**GIRULIKA E ZÉ TRAMBOLHO** - PINTURA: Graça Fontis/SÁTIRA: Manoel Ferreira Neto


Há nomes e nomes. Há os lindos, lindíssimos, lindésimos, acrescentem-se outros superlativos, se convier. Também há os horríveis, horripilantes, escalafobéticos de toda a natureza. À guisa de exemplo, cito o mais escalafobético que conheço: UM DOIS TRÊS DE OLIVEIRA QUATRO. E não pensem que é imaginação fértil. No início dos anos 70, do século passado, a televisão mostrou a pessoa com este nome. Não se ouvia outra fala senão: "Como pais podem dar este nome a uma pessoa?" Se citei o mais escalafobético, tenho de citar o mais lindo na minha opinião - há tantos -, mas cito o mais lindo deles: de mulher, Raiza, de homem, Sacha Lucien.
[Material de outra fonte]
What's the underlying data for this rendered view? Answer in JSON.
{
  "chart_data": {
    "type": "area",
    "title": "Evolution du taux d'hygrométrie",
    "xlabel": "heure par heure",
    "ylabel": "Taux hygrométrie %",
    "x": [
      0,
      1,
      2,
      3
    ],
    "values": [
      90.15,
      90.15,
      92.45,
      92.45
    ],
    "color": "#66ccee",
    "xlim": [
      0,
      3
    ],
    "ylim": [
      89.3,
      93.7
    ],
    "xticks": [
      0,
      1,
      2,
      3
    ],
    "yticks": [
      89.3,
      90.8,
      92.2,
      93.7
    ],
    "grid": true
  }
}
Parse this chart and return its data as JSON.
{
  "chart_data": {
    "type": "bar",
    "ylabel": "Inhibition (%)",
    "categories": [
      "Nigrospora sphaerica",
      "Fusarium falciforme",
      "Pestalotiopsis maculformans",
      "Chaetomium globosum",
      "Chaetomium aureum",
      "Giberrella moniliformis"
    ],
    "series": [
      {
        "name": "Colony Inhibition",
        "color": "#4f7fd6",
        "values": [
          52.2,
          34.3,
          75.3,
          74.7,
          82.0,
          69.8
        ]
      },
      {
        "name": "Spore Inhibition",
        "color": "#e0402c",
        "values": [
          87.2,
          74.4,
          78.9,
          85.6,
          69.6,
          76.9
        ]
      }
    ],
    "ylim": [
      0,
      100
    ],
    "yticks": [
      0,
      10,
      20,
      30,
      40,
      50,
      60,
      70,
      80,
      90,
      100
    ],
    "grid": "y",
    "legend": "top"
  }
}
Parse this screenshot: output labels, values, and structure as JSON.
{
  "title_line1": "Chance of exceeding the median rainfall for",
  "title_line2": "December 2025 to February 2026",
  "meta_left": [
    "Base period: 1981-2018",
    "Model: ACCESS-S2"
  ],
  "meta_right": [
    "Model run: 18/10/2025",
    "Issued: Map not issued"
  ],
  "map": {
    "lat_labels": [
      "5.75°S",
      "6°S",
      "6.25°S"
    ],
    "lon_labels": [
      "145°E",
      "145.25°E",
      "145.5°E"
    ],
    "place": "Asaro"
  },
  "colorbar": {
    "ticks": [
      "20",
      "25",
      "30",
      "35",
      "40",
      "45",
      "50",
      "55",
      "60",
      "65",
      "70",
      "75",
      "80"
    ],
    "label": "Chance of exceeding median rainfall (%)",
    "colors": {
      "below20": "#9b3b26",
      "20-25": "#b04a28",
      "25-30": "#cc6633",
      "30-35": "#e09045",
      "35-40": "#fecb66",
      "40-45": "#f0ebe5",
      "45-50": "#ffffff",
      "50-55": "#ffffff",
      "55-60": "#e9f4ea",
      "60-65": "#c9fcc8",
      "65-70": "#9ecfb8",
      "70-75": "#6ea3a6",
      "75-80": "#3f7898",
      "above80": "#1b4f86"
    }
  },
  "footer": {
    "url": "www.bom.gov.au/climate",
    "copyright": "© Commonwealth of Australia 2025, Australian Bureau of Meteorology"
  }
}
Riem, gargalhem, deitem no chão, estrebuchem, mas sempre adorei o nome Josefina, objeto de minhas cantorias indecentes, imorais na hora do banho: uma destas cantorias: "Josefina foi ali/Ela foi catar capim/Para a sopinha de seu Joaquim, que está no fim..." E os versitos envolvendo a Josefina somaram muitos.
"Tudo demais tem sobra", já o dizia a minha saudosa mãezita. A Josefina já estava dando nos nervos; e, se fosse eu escritor, poeta, os leitores iriam enterrar-me vivo. Precisava com urgência de outro nome escalafobético para as cretinices e idiotices da hora do banho.
Mas qual?
Andando pelas ruas, entrando e saindo delas, sem rumo e destino, deparei-me com uma mocinha num botequim de periferia de uns vinte e poucos anos, cabelos encaracolados, calça vermelha cheguei, blusinha roxa cheguei, gravatinha azul cheguei - tudo nela era "cheguei" -, um par de brincos caindo-lhe no ombro, gestos estapafúrdios, não parava de falar minuto sequer, tagarela, aparelho nos dentes, só falava asnices, achando-se o objeto de todas as atenções, alegre, extrovertida. No tempo do onça, com certeza seria chamada de Patricinha. Como o meu reduto é o mundo moderno, com todas as suas modernices, modernadas, chamá-la Patricinha era ser aos olhos de todos como um retrógrado, ademais Patricinha é a burguesinha mimada pelos pais, cheia de manias, cabeça de vento e outras cositas mais. Depois de alguns goles de cerveja geladinha, observando a mocinha com as estripulias de gestos, falas, outro nome para lhe dar não fora outro GIRULIKA. Dedos e luva, serviam-se com perfeição. Estava a Girulika acompanhada de um rapaz, seu namorado, com a cara de atoleimado, vestes de um perfeito caipira dos cafundós, se não do Judas, das Minas Gerais. Até me perguntei: "Como pode Girulika namorar com um Zé Mané destes, pelo menos ela aparecia, ele estava sumido perto dela".
Precisei de outra cerveja para me inspirar no nome que lhe daria. Não teria somente um nome escalafobético para os versitos no banho, teria dois, um casal. Sacolejei, espremi a cachola para encontrar o nome dele, houvesse sonoridade. E não é que o esforço deu os seus frutos. Encontrei. Chamei o casal de GIRULIKA E ZÉ TRAMBOLHO.
Paguei a conta ao garçom, saí do botequim alegre e saltitante, literalmente saltitando, e ainda batendo um sapato no outro: "Adeus Josefina da Perna Fina e Outra Grossa". E por vanglória, vaidade de ter encontrado nome para um casal de escalafobéticos, comecei de dar todas as características de mulher e homem neste nível. E também a recitar o primeiro versinho para todos os amigos: "Girulika e Zé Trambolho/foram comer sopinha de repolho/Na casa do amigo que só enxerga de um olho".
E não é que a febre de Girulika e Zé Trambolho se revelou a toda pompa: os amigos encontraram vários casais com tais características, até o Presidente da Câmara Municipal e sua mulher são hoje considerados Girulika e Zé Trambolho: a mulher só veste roupas de boutiques de grife da capital, e o Prefeito, camisa de manga, calça jeans desbotada, além de só dizerem besteiras, tênis rasgado e sujo. Dizem que Zé Trambolho gasta toda a grana das propinas com as vaidades de Girulika.